According to a U.S. House of Representatives report, most shelters and hospitals lacked adequate food or potable water for days after the hurricane's landfall. The mayor called the Superdome a "refuge of last resort," not intended to house and provide food and water for thousands of people over several days. Other evacuation points, like the Ernest N. Morial Convention Center, lacked food or water. A September 2005 USA Today editorial claimed that "every level of government that was supposed to prepare for the storm and its aftermath failed miserably."

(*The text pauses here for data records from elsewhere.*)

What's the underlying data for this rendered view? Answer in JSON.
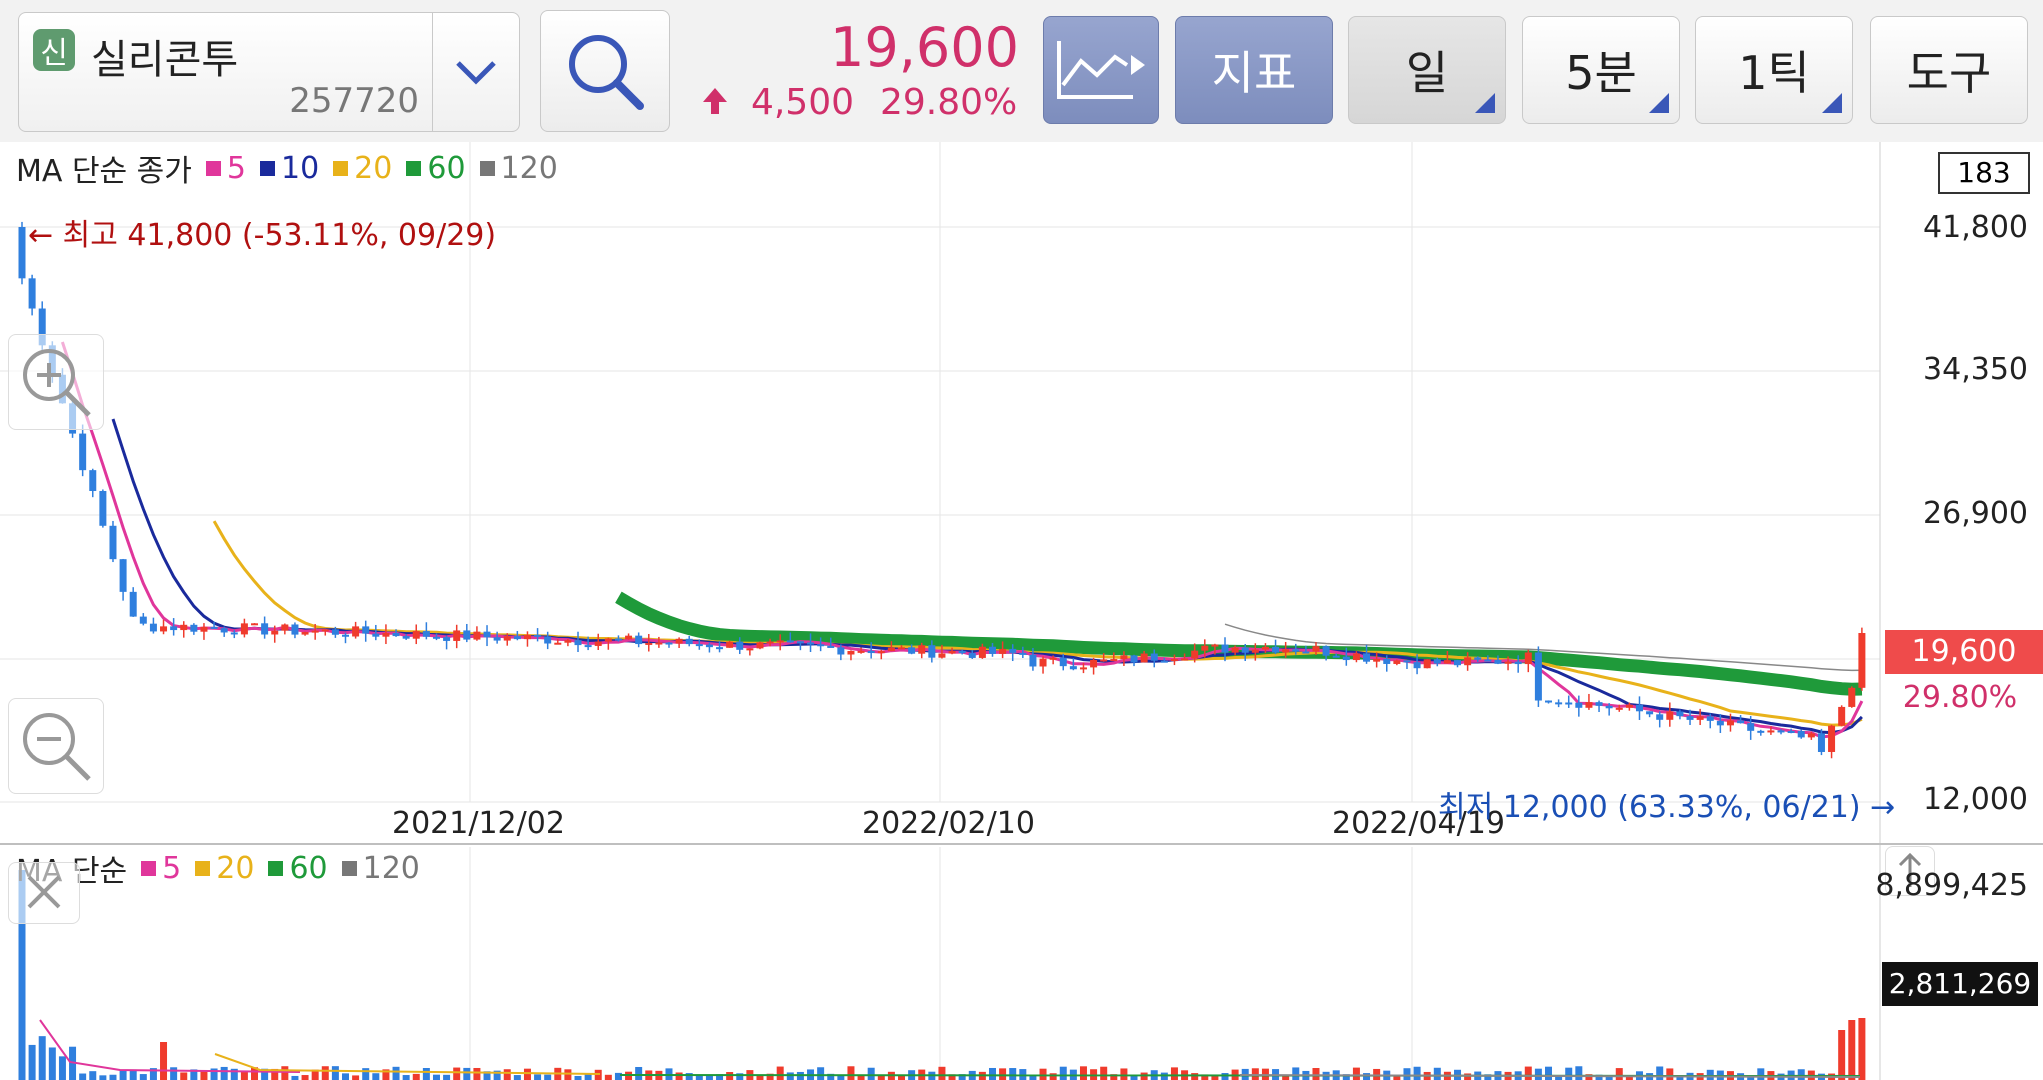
{
  "header": {
    "badge": "신",
    "stock_name": "실리콘투",
    "stock_code": "257720",
    "price": "19,600",
    "change": "4,500",
    "change_pct": "29.80%",
    "buttons": {
      "indicator": "지표",
      "day": "일",
      "minute": "5분",
      "tick": "1틱",
      "tools": "도구"
    }
  },
  "price_panel": {
    "legend_prefix": "MA 단순 종가",
    "legend_items": [
      {
        "label": "5",
        "color": "#e0369b"
      },
      {
        "label": "10",
        "color": "#1a2a9c"
      },
      {
        "label": "20",
        "color": "#e8b21a"
      },
      {
        "label": "60",
        "color": "#1f9a3a"
      },
      {
        "label": "120",
        "color": "#777777"
      }
    ],
    "count_box": "183",
    "y_labels": [
      "41,800",
      "34,350",
      "26,900",
      "12,000"
    ],
    "current_price_tag": "19,600",
    "current_pct_tag": "29.80%",
    "date_labels": [
      "2021/12/02",
      "2022/02/10",
      "2022/04/19"
    ],
    "high_annotation": "← 최고 41,800 (-53.11%, 09/29)",
    "low_annotation": "최저 12,000 (63.33%, 06/21) →"
  },
  "volume_panel": {
    "legend_prefix": "MA 단순",
    "legend_items": [
      {
        "label": "5",
        "color": "#e0369b"
      },
      {
        "label": "20",
        "color": "#e8b21a"
      },
      {
        "label": "60",
        "color": "#1f9a3a"
      },
      {
        "label": "120",
        "color": "#777777"
      }
    ],
    "y_top": "8,899,425",
    "current_volume_tag": "2,811,269"
  },
  "colors": {
    "up": "#ef3b2c",
    "down": "#2f7fde",
    "accent_red": "#d0306a"
  }
}
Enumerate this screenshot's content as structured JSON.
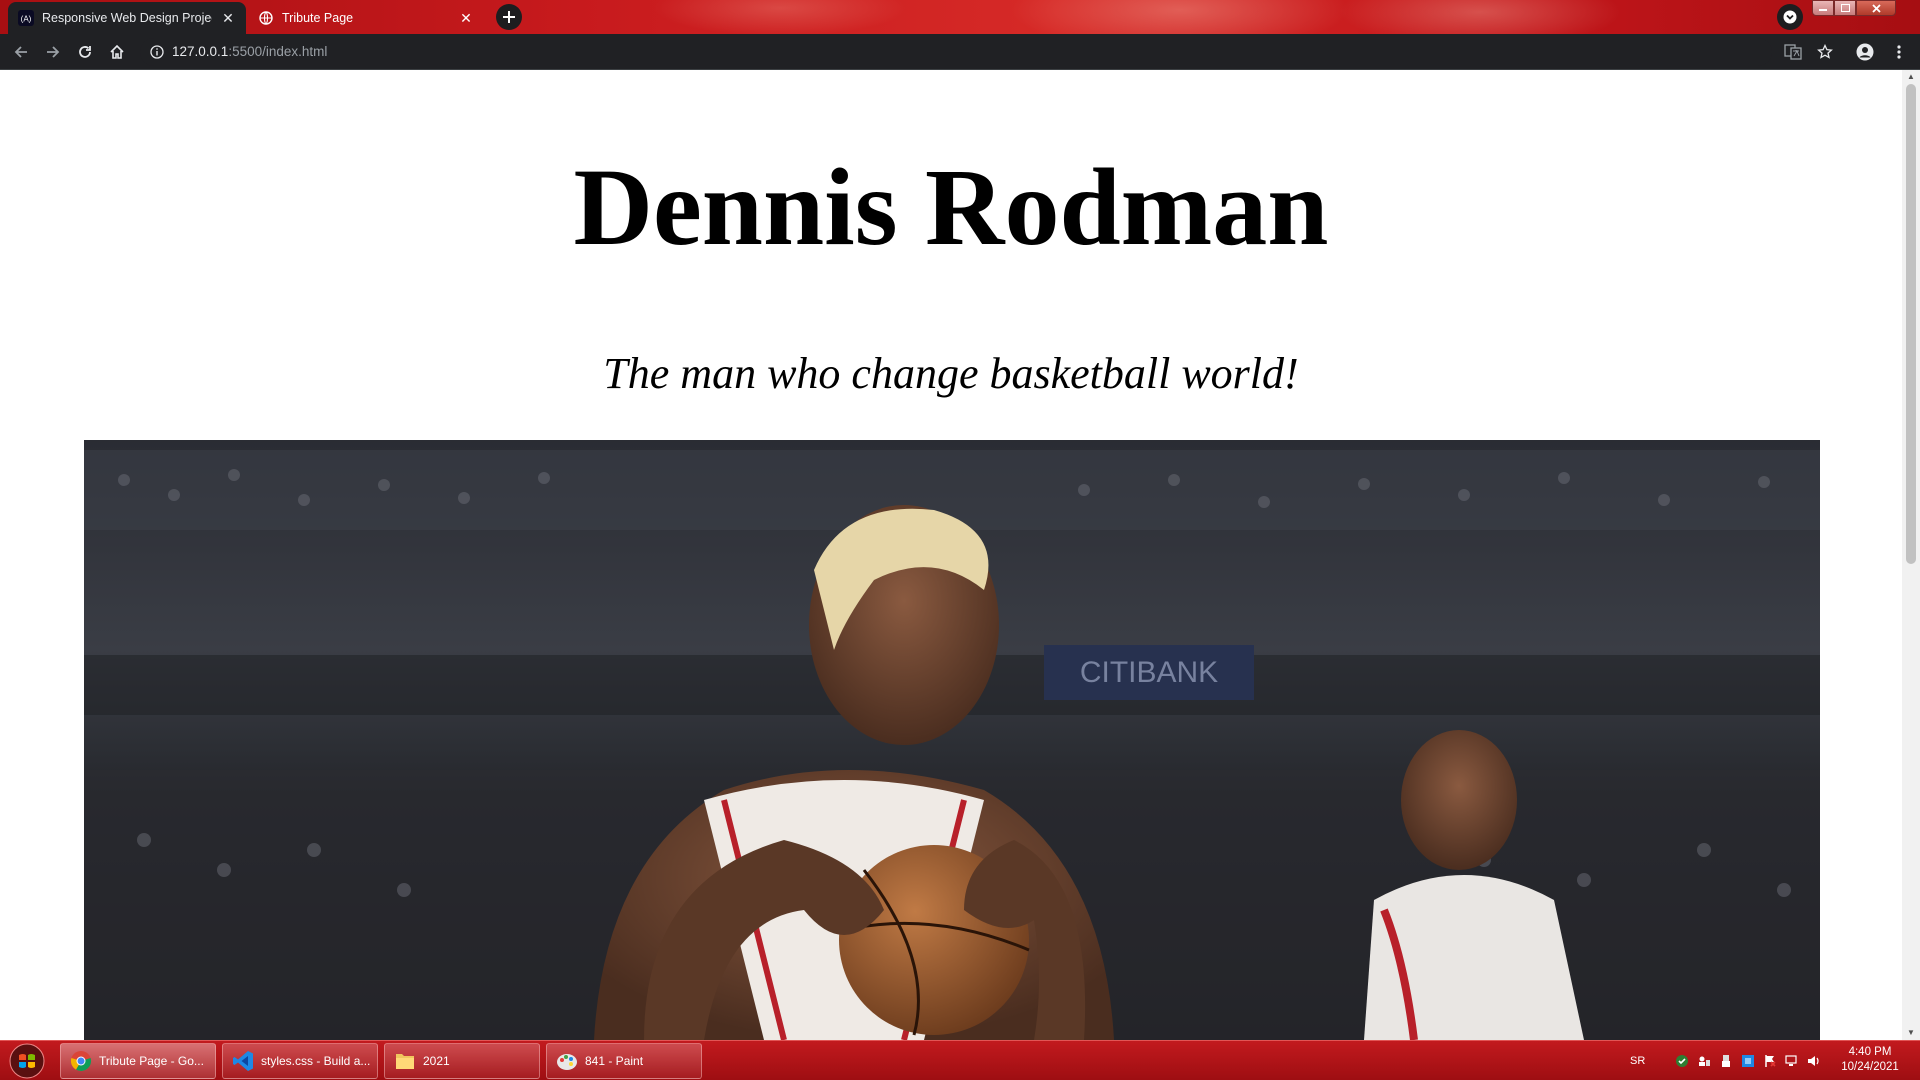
{
  "browser": {
    "tabs": [
      {
        "title": "Responsive Web Design Projects",
        "favicon": "freecodecamp-icon",
        "active": true
      },
      {
        "title": "Tribute Page",
        "favicon": "globe-icon",
        "active": false
      }
    ],
    "close_glyph": "✕",
    "new_tab_glyph": "+",
    "address": {
      "host": "127.0.0.1",
      "path": ":5500/index.html"
    }
  },
  "page": {
    "title": "Dennis Rodman",
    "subtitle": "The man who change basketball world!",
    "image": "basketball-player-photo"
  },
  "taskbar": {
    "items": [
      {
        "label": "Tribute Page - Go...",
        "icon": "chrome-icon",
        "active": true
      },
      {
        "label": "styles.css - Build a...",
        "icon": "vscode-icon",
        "active": false
      },
      {
        "label": "2021",
        "icon": "folder-icon",
        "active": false
      },
      {
        "label": "841 - Paint",
        "icon": "paint-icon",
        "active": false
      }
    ],
    "tray": {
      "language": "SR"
    },
    "clock": {
      "time": "4:40 PM",
      "date": "10/24/2021"
    }
  },
  "colors": {
    "tab_strip": "#c71a1d",
    "toolbar": "#202124",
    "taskbar": "#b3141a"
  }
}
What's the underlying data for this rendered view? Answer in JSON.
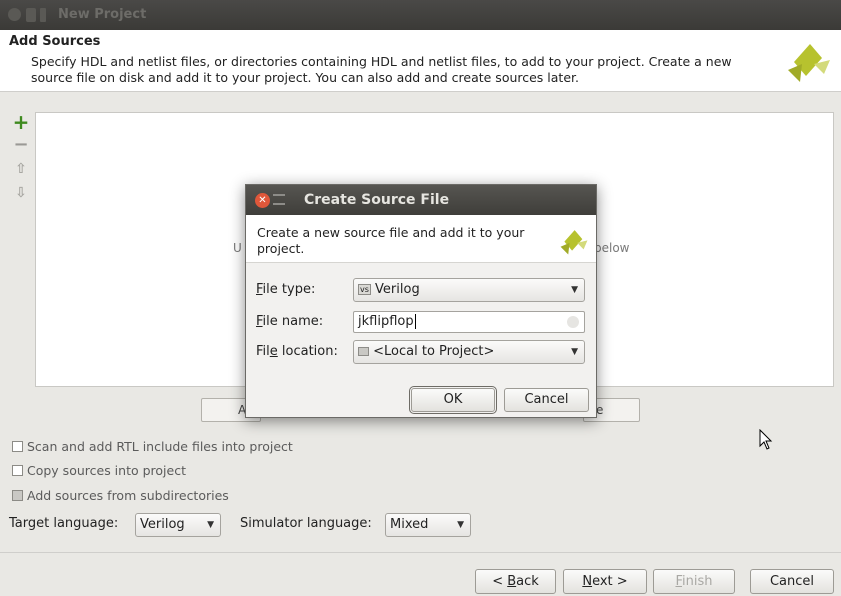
{
  "window": {
    "title": "New Project",
    "header_title": "Add Sources",
    "header_description": "Specify HDL and netlist files, or directories containing HDL and netlist files, to add to your project. Create a new source file on disk and add it to your project. You can also add and create sources later."
  },
  "sources_panel": {
    "hint_left": "U",
    "hint_right": "below",
    "side_buttons": {
      "add": "+",
      "remove": "−",
      "up": "⇧",
      "down": "⇩"
    },
    "button_left_partial": "A",
    "button_right_partial": "e"
  },
  "options": [
    {
      "label": "Scan and add RTL include files into project",
      "checked": false
    },
    {
      "label": "Copy sources into project",
      "checked": false
    },
    {
      "label": "Add sources from subdirectories",
      "checked": true
    }
  ],
  "target_language": {
    "label": "Target language:",
    "value": "Verilog"
  },
  "simulator_language": {
    "label": "Simulator language:",
    "value": "Mixed"
  },
  "footer_buttons": {
    "back_lead": "< ",
    "back_u": "B",
    "back_rest": "ack",
    "next_u": "N",
    "next_rest": "ext >",
    "finish_u": "F",
    "finish_rest": "inish",
    "cancel": "Cancel"
  },
  "dialog": {
    "title": "Create Source File",
    "description": "Create a new source file and add it to your project.",
    "file_type_label_u": "F",
    "file_type_label_rest": "ile type:",
    "file_type_value": "Verilog",
    "file_type_badge": "vs",
    "file_name_label_u": "F",
    "file_name_label_rest": "ile name:",
    "file_name_value": "jkflipflop",
    "file_location_label_pre": "Fil",
    "file_location_label_u": "e",
    "file_location_label_rest": " location:",
    "file_location_value": "<Local to Project>",
    "ok": "OK",
    "cancel": "Cancel"
  },
  "colors": {
    "logo_green": "#b7c22e",
    "close_red": "#e0573a",
    "add_green": "#3f8a1f"
  }
}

And the disasters kept coming. CNN reported that in 2008 - the year of hurricanes Ike and Gustav - there was a major hurricane every month from July to November in the North Atlantic.

"In 2008, when Ike and Gustav hit Louisiana and Texas, there were multiple problems in the delivery of feeding," said Michael Whitehead, the state mass care officer for the Florida Department of Business and Professional Regulation. "The food was getting to the people, but the process was very ugly, and there was a lot of unnecessary pain and suffering by the emergency managers."

So he and some colleagues got to thinking - what if there were a way for disaster responders to coordinate feeding efforts whenever crises occur that are too big for one organization to handle? They convened following the 2008 hurricane season and after a lengthy brainstorming process, composed the Multi-Agency Feeding Plan Template, a document designed to make mass feeding across jurisdictions easier.

"Past disasters like Hurricane Ike and earlier mass feeding efforts have taught us that a comprehensive plan that includes our federal, state and local partners, including the private sector, is vital to making sure that people are fed during and in the aftermath of a disaster," said Peggy Mott, a specialist in mass care at FEMA.